Isabelle débarquait à onze heures trente, pour la mise en place des tables, je la laissait avec eux et filais dans la deuxième salle pour en faire de même. Je vérifiais avec Franck que sa mise en place soit faite et fumais ma clope tranquille dans la cour avant le rush du midi.
En deux heures de temps soixante-dix personnes minimum se ruaient sur le buffet de crudités à volonté que j’avais eu l’idée d’installé, les plats du jour avaient aussi un beau succès. Pas trop cher, frais et bon, on était devenu le resto à la mode du coin.
Une chouette ambiance, les assiettes valsaient dans tous les sens, les rires fusaient de tous côtés.

 J’étais au top, la vie était belle, j’avais réussie !
Vers 14 heures, le calme revenait il fallait tout ranger nettoyer, Isabelle prenait la poudre d’escampette dès qu’elle le pouvait, son art était l’esquive devant toutes taches rebutantes.

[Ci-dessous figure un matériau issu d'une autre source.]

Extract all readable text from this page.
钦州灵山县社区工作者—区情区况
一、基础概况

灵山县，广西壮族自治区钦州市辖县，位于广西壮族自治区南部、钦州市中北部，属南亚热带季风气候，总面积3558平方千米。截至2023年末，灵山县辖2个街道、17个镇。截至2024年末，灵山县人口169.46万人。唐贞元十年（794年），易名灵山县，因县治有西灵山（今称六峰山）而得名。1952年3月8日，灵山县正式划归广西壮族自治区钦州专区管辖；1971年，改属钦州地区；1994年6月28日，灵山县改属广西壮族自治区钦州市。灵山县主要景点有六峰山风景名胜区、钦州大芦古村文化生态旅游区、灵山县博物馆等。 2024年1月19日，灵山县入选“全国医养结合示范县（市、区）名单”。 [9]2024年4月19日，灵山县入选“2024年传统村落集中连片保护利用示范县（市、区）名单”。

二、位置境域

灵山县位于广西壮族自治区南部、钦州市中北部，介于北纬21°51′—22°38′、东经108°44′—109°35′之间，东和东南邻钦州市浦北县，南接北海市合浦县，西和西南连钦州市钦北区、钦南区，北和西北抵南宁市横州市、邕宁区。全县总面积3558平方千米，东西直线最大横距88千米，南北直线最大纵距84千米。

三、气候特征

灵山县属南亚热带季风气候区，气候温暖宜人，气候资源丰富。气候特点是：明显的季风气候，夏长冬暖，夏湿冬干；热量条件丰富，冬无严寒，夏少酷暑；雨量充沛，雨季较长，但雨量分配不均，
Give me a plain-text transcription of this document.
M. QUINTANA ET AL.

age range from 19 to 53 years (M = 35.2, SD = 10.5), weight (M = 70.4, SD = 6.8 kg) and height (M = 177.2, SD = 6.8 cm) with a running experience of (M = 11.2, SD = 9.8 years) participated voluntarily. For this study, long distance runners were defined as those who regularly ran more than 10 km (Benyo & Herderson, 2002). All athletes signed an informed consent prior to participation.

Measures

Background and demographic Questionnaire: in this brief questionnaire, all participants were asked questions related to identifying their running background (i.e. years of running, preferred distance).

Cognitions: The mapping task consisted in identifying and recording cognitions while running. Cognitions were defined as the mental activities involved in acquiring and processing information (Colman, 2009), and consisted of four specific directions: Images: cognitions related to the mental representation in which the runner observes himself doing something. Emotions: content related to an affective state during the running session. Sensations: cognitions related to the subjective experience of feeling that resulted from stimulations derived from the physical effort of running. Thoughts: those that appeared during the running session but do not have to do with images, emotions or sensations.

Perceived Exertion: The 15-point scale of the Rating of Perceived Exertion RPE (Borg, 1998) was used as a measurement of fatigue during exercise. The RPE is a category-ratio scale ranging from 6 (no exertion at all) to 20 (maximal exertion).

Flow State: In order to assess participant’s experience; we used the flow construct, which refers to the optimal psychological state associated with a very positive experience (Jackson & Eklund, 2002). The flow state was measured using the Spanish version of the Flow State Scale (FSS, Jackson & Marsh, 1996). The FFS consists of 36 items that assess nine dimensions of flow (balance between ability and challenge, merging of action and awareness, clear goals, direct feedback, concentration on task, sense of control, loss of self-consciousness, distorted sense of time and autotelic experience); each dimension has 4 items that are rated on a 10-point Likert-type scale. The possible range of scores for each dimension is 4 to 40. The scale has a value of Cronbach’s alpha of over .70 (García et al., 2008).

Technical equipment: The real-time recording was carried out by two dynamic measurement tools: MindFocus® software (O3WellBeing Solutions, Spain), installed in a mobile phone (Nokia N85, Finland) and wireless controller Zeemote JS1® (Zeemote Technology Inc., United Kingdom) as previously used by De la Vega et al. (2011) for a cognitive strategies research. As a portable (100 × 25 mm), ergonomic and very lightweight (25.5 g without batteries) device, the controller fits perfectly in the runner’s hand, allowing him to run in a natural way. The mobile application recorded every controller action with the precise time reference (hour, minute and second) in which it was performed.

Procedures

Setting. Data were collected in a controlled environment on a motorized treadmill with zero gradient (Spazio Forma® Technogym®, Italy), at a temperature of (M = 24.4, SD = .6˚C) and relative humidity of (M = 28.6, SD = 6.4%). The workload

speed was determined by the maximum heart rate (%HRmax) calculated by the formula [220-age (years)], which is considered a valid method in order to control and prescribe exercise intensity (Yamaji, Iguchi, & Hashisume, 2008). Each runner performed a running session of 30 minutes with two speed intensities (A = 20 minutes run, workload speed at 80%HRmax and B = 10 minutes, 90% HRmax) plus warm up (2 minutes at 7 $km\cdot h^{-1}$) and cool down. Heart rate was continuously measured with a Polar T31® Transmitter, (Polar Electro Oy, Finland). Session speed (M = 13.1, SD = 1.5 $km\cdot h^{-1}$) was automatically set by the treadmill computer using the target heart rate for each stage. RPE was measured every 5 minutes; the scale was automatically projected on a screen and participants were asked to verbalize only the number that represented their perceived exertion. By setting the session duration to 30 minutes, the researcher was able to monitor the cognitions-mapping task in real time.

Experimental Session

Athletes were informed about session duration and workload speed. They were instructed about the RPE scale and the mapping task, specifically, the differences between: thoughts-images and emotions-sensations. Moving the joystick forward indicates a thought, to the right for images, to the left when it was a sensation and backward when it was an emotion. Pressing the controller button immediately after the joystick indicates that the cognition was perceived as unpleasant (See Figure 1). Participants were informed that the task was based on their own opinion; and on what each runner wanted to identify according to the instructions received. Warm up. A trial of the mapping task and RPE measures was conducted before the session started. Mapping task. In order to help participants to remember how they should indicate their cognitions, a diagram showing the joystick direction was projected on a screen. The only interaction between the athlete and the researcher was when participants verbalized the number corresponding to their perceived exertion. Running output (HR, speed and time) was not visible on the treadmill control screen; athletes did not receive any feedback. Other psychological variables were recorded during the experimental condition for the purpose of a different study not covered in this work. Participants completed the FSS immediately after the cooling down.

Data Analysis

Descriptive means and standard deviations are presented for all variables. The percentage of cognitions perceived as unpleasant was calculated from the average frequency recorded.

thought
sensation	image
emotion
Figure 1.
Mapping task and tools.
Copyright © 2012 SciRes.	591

Pendant le service elle sillonnait de table en table avec son sourire de tiroir-caisse ouvert, faisait des salamalecs aux clients les plus fortunés et négligeait ceux qui à ses yeux ne pouvaient pas le remplir.
Madame jouait à la patronne, personne n’était dupe de son manège et lorsqu’elle décida de ne plus venir le midi parce qu’elle finissait tard le soir, tout le monde fut soulagé.
Le début d’après-midi était un moment privilégié de la journée, je pouvais enfin me poser, manger avec le personnel et faire un point sur le service. Les discussions allaient bon train sur tout et n’importe quoi, la clientèle passait en revue, constitué à 70% d’habitués, on connaissait et s’amusait des mimiques et petites manies de certains. Pendant une heure le quartier faisait la sieste plus une fille dans la rue, quelques piétons affairés.
 Le calme plat après la tempête !
Généralement arrivé 15 heures, Bella était la première, elle passait par la cour et l’arrière salle pour prendre son petit noir, ses congénères déboulaient les unes après les autres pour se joindre à elle et là commençait une conversation irréelle.
Ces femmes aguerries de la vie se racontaient avec leurs ressentis, telles des midinettes, le résumé du soap américain « Les feux de l’amour. Elles en étaient fan, j’arrivais à en pleurer de rire en les entendant se chamailler sur la destinée de leur héros. Les Newman, Abbott, Carlton faisaient partie de leur vie, elles en parlaient comme de leur famille, étaient tristes à la mort de l’un, outrée des mensonges et infidélités de l’autre.
— C’est une garce, il a eu raison de la faire cocu.
— Je ne suis pas d’accord, elle est malheureuse, c’est pour ça qu’elle lui ment.
— Oh ! t’as vu comme il est beau, pour lui ce serait gratos… !
— C’est sûr que si je l’avais dans mon lit, je n’enfilerais pas des perles.
Leur part d’humanité se révélait au fil de leurs conversations, en temps ordinaires on ne pouvait pas trop savoir leurs états d’âme. Leurs vécues je l’apprenais du bout de leurs lèvres avec parcimonie, lorsque vraiment elles se sentaient en confiance. Trop bavarde était un défaut, le mensonge valait mieux dans ce milieu !
En fin de compte, elles étaient femme comme les autres, chagrins d’amour, jalousie, envie, blessure d’enfance, toute la palette des sentiments prenait les couleurs d’une vie ordinaire.
Le reste de la journée se déroulait avec des gens de passage descendu en ville pour quelques achats et paperasseries, Isabelle reprenait le flambeau, nous discutions pour faire le point. Puis je retournais m’occuper des miens, je m’étais séparée de mon mari, vivais avec mon nouvel amour et m’occupais de ma merveille, mon fils adoré.
Le temps passait très vite, pendant 1 bonne année ce fût mon rythme je pensais que cela durerait ainsi longtemps.